Polycystic ovary syndrome (PCOS) is the most common endocrine disease found in women in the fertile age range, and it affects an estimated 5%-10% of the population. Estimates show that approximately 105 million women worldwide between the ages of 15 and 49 have PCOS. Polycystic ovary syndrome is a disease with many causes that include genetics and environmental factors (inadequate diet, sedentary lifestyle). It is characterized by irregular menstruation, hyperandrogenism, infertility (no ovulation), obesity and insulin resistance.
1) What are the main symptoms of polycystic ovary syndrome?
It can manifest itself in various ways: menstrual and reproductive disorders, acne, hirsutism (excessive hair growth) and in the mid and long term it can include metabolic diseases and a higher risk of developing a cardiovascular disease and even cancer. Among the causes of female infertility, 35% include ovulatory disorders and of these, 80% are the consequences of polycystic ovary syndrome.
2) What are the therapeutic possibilities for treating Polycystic Ovary Syndrome?

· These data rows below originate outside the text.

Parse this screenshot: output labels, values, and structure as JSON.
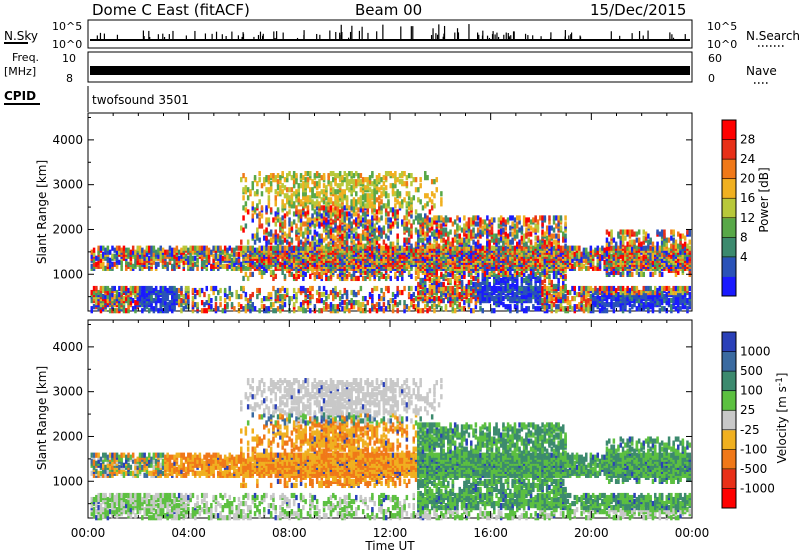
{
  "header": {
    "title": "Dome C East (fitACF)",
    "beam": "Beam 00",
    "date": "15/Dec/2015"
  },
  "strips": {
    "nsky_label": "N.Sky",
    "nsky_ticks": [
      "10^5",
      "10^0"
    ],
    "nsearch_label": "N.Search",
    "freq_label_1": "Freq.",
    "freq_label_2": "[MHz]",
    "freq_ticks": [
      "10",
      "8"
    ],
    "nave_label": "Nave",
    "nave_ticks": [
      "60",
      "0"
    ],
    "cpid_label": "CPID",
    "cpid_value": "twofsound 3501"
  },
  "chart_data": [
    {
      "type": "heatmap",
      "quantity": "Power",
      "ylabel": "Slant Range [km]",
      "xlabel": "Time UT",
      "ylim": [
        180,
        4600
      ],
      "y_ticks": [
        1000,
        2000,
        3000,
        4000
      ],
      "x_ticks": [
        "00:00",
        "04:00",
        "08:00",
        "12:00",
        "16:00",
        "20:00",
        "00:00"
      ],
      "colorbar": {
        "label": "Power [dB]",
        "ticks": [
          "4",
          "8",
          "12",
          "16",
          "20",
          "24",
          "28"
        ],
        "colors": [
          "#1a1aff",
          "#2a52b8",
          "#3c8a6e",
          "#58a848",
          "#b8c83a",
          "#f0b020",
          "#f07818",
          "#e83018",
          "#ff0000"
        ]
      }
    },
    {
      "type": "heatmap",
      "quantity": "Velocity",
      "ylabel": "Slant Range [km]",
      "xlabel": "Time UT",
      "ylim": [
        180,
        4600
      ],
      "y_ticks": [
        1000,
        2000,
        3000,
        4000
      ],
      "x_ticks": [
        "00:00",
        "04:00",
        "08:00",
        "12:00",
        "16:00",
        "20:00",
        "00:00"
      ],
      "colorbar": {
        "label": "Velocity [m s",
        "label_sup": "-1",
        "label_end": "]",
        "ticks": [
          "1000",
          "500",
          "100",
          "25",
          "-25",
          "-100",
          "-500",
          "-1000"
        ],
        "colors": [
          "#2a40b8",
          "#3a6aa0",
          "#3c8a6e",
          "#5cc040",
          "#c8c8c8",
          "#f0b020",
          "#f07818",
          "#e83018",
          "#ff0000"
        ]
      }
    }
  ]
}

The choice of treatment depends on the goal. Is it to treat menstrual irregularity? A metabolic disorder? Infertility? For each goal, there are a variety of options. In terms of infertility, the treatment is to basically restore ovulation. However, before the treatment, the couple must undergo minimal testing (Fallopian tube permeability and semen analysis) to exclude any other causes of infertility. An important part of treatment involves guidelines for changing life styles, especially in regards to losing weight. Studies reveal that over half the patients with PCOS are obese and obesity is related to failed fertility treatments, a higher risk for miscarriages and complications late in pregnancies (hypertensive disorders, diabetes, etc).
3) What is the treatment for Polycystic Ovary Syndrome Infertility?

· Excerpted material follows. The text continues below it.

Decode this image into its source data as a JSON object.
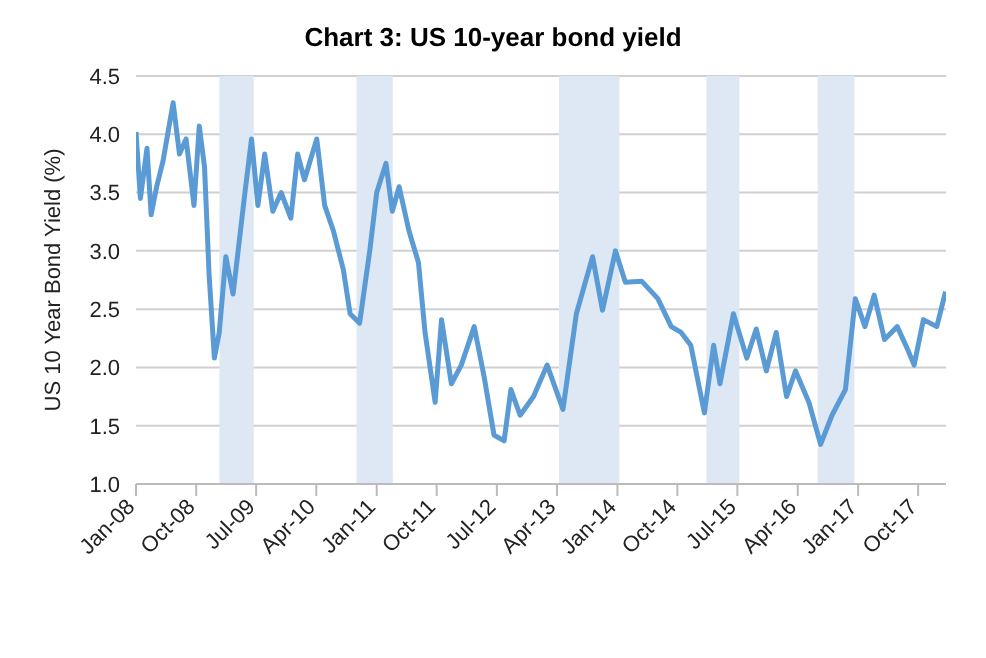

When the syndrome is the only cause for a couple's infertility, the treatment consists of medically induced ovulation. The first choice for medication is clomiphene citrate (CC). However, 30% of patients with PCOS do not respond to this medication alone. In these cases we have a few options, such as including other medications (metformin, gonadotropins), the isolated use of gonadotropins or surgical treatment, cauterization of the ovarian follicles through videolaparoscopy (called ovarian drilling). These options increase the chances of success. The choice will depend on an individual evaluation of each case.

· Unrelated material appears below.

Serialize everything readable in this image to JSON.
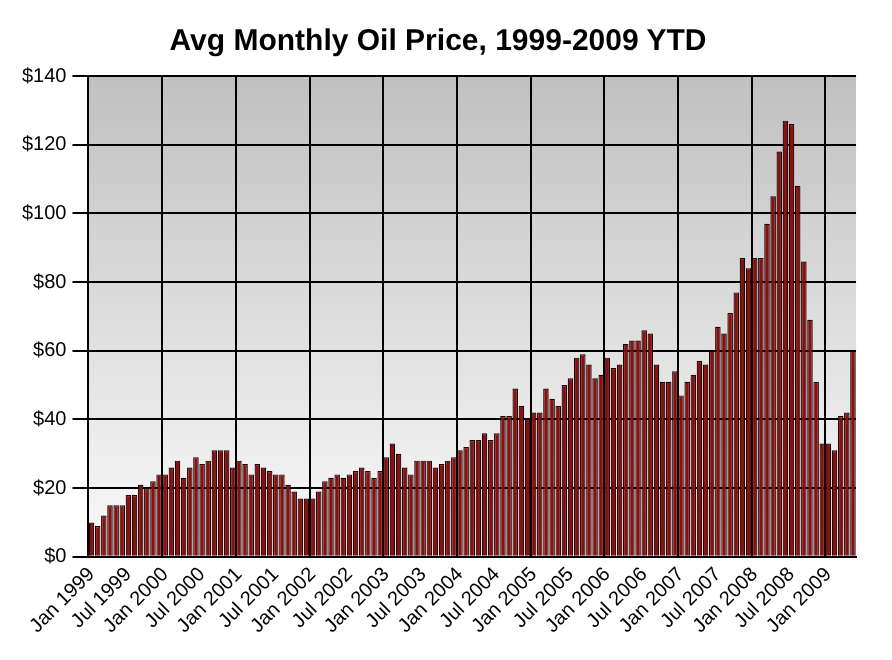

Treatment with gonadotropins in these patients must be extremely cautious, because patients with PCOS have a higher risk of developing a complication called ovarian hyperstimulation syndrome (OHSS). In short, PCOS is a complex disease, and infertility is one of the most complicated aspects of it. There are a number of possibilities for treatment which must be evaluated individually. The only treatment that should be used for the vast majority of these patients is life style changes, especially dieting for weight loss and regular physical activity. This first step will certainly facilitate complementary treatment if it is necessary. 4) Is there a technique that can be used to reduce the risk of hyperstimulation? We currently provide a new treatment alternative for these patients, which is the maturation of ova in the laboratory (IVM). To use this technique, we collect immature ova from patients with PCOS and we mature them in the laboratory. When these ova are mature, they are fertilized and then the embryos are transferred to the patient's uterus. This technique eliminates the risk of hyperstimulation.